Digital art is nothing new for VonMash, which describes its mix of painting, video and sound as “Afro-delic” – a psychedelic twist on Afrofuturism. But when the South African started thinking about selling his work as crypto-art on the blockchain, he hesitated. “I’m totally not into it because it consumes energy,” he explained. Selling art as non-fungible tokens, or NFTs, uses technology similar to cryptocurrencies such as bitcoin. The buyer receives a verified digital token, which proves that the artwork is an original. The boon for artists is that if their work is priced up and resold, they get a share of every future sale.
“If someone else buys my NFTs, I automatically get a share of it,” VonMash said. With traditional art, if a buyer pays $100, and then “sells it for $100,000, I won’t get a cent.”
computer warehouse
What worries VonMash and other artists is how those digital tokens are verified.
The mastery of the artwork is substantiated through complex mathematical puzzles – so complex that the calculations required warehouses of computers.
Companies that solve puzzles are rewarded with new tokens, and their solutions add a “block” to the chain of authentication.
Number-crunching requires large amounts of energy, often produced by coal-fired power plants.
Most NFTs are currently traded on a platform called Ethereum. Tech watchdog Digiconomist estimates that Ethereum uses the electricity of the entire Netherlands, which has a carbon footprint comparable to Singapore’s.
“The energy it takes to produce a proof of certification of an artwork is enormous,” Vonmash said.
He has reason to worry.
Climate concerns have sparked a backlash against the NFT.
K-pop fans in South Korea last year staged a brutal campaign against plans by popular groups, including BTS and ACE, to sell crypto-art.
“Essentially NFTs are a giant eco-destroying pyramid scheme,” read a widely retweeted comment from @ChoicewithACE specific comments that prompted the group to cancel its offering.
BTS’ music label Hybe decided to postpone its launch in search of a greener alternative.
In South Africa, environmentalism is an undeniable article of faith among many artists.
A collective called The Tree created a platform for artists to sell NFTs, and then collaborated with a Cape Town charity called Greenpop to plant trees to offset the carbon emitted from crypto-art sales.
Developing world
Fatuwani Mukheli said that the system made him feel confident about the two NFT sales he had already done.

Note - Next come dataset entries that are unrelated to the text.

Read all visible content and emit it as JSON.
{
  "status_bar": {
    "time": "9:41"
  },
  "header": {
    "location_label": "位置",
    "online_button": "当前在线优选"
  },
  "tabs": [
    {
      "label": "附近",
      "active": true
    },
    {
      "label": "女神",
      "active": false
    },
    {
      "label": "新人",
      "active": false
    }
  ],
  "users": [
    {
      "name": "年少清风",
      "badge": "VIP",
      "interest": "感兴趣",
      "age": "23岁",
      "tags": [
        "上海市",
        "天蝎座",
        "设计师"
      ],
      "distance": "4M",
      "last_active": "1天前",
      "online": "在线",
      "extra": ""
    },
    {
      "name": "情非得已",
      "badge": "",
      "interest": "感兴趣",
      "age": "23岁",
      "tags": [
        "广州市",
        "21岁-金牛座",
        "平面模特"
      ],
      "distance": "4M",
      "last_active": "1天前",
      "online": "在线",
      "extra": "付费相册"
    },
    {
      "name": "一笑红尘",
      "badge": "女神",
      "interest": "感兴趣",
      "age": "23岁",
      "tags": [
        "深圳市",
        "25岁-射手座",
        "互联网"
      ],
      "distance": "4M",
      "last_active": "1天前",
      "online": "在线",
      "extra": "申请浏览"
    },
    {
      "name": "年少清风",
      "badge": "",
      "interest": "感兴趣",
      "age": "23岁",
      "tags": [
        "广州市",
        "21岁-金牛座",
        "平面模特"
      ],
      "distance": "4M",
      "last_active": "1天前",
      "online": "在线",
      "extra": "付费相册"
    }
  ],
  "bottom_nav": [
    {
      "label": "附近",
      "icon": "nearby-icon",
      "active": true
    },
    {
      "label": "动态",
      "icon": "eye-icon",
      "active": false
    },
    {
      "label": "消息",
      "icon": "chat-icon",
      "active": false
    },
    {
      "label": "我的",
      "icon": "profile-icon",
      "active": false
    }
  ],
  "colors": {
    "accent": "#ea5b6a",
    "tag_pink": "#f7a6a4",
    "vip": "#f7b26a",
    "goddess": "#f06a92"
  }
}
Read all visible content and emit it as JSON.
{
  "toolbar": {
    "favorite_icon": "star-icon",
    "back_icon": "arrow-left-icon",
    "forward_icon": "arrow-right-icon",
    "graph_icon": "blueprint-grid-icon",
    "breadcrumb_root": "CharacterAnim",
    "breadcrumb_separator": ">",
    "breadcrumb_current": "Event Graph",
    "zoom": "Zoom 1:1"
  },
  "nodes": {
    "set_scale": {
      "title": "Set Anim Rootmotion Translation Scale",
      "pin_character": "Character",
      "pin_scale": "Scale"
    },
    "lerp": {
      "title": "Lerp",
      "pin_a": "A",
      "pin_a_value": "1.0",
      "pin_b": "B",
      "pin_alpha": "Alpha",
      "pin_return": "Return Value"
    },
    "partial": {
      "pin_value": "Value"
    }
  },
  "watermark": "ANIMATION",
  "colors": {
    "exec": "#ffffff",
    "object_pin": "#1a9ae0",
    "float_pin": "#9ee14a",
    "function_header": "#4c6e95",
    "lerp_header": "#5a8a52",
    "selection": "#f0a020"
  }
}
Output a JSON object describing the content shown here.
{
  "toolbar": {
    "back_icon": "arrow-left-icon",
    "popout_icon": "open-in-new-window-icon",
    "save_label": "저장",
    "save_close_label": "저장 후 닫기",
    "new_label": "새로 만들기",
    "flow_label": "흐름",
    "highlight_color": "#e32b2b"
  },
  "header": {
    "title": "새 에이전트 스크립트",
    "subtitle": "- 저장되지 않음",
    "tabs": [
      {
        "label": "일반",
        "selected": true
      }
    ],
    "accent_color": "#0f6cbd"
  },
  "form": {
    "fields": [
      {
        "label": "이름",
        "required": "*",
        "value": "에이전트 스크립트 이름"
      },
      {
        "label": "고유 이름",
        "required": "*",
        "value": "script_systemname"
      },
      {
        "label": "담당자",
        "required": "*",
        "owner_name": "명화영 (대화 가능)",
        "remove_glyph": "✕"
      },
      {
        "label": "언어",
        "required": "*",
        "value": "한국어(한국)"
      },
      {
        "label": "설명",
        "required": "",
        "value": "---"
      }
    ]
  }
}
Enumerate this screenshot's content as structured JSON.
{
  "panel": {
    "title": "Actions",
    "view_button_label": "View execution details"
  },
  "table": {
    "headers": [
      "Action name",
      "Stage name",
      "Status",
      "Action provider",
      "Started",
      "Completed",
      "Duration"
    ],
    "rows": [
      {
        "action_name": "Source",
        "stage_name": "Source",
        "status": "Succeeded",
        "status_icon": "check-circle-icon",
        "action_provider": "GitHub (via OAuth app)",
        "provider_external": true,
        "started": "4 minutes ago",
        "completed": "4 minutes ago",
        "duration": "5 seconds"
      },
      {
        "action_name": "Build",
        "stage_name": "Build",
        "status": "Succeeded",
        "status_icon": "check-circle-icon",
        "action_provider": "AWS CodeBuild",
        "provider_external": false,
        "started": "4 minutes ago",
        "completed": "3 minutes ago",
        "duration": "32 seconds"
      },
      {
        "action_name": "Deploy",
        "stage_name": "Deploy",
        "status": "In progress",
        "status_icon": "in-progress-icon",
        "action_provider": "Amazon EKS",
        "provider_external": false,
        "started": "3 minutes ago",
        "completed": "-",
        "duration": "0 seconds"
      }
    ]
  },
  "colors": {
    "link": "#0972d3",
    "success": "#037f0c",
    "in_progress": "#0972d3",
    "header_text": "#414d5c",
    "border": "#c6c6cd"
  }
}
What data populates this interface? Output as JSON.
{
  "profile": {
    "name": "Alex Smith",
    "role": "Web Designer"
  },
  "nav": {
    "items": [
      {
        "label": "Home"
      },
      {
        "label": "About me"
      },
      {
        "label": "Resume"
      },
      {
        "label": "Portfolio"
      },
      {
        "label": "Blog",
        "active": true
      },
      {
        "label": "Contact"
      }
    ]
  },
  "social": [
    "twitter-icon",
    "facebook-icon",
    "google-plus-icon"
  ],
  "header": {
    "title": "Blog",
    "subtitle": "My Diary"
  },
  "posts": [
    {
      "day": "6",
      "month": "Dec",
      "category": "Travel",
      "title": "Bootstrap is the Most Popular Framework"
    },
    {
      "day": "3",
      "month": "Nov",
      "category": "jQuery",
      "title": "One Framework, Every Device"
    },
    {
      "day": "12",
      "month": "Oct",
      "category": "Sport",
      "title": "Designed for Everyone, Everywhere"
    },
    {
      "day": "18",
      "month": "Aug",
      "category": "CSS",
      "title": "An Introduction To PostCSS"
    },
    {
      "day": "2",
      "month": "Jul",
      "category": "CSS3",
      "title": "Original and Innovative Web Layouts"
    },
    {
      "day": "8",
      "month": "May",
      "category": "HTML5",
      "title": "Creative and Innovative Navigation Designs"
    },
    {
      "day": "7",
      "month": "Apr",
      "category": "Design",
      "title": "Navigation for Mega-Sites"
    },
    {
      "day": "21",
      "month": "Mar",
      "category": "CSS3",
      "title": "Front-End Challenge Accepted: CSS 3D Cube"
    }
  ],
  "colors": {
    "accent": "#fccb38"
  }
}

“The world is constantly evolving,” he said. “If I only know what I know, that’s just going to miss me.”
For VonMash, the solution was not to sell on Ethereum, but to put its art on a platform called Cardano, which uses a different authentication system.
Cardano uses a mechanism called “proof of stake” instead of constantly solving difficult puzzles by companies.
Instead of earning new tokens by solving puzzles – and consuming electricity – users can simply juggle the tokens they already have.
Essentially, they are using their money in the form of crypto-currency to verify the authenticity of a digital artwork.
If someone tries to sabotage the system, or simply makes a mistake, they can lose their financial stake in the network.
The underlying technology can be confusing, but the short story is, there are fewer environmentally hazardous alternatives to NFTs, said social impact consultant Candida Haynes.
“Ultimately, blockchain developers will also have to engage with sustainability and help inform less technical people, including artists, about the state of environmental sustainability in blockchain,” she said.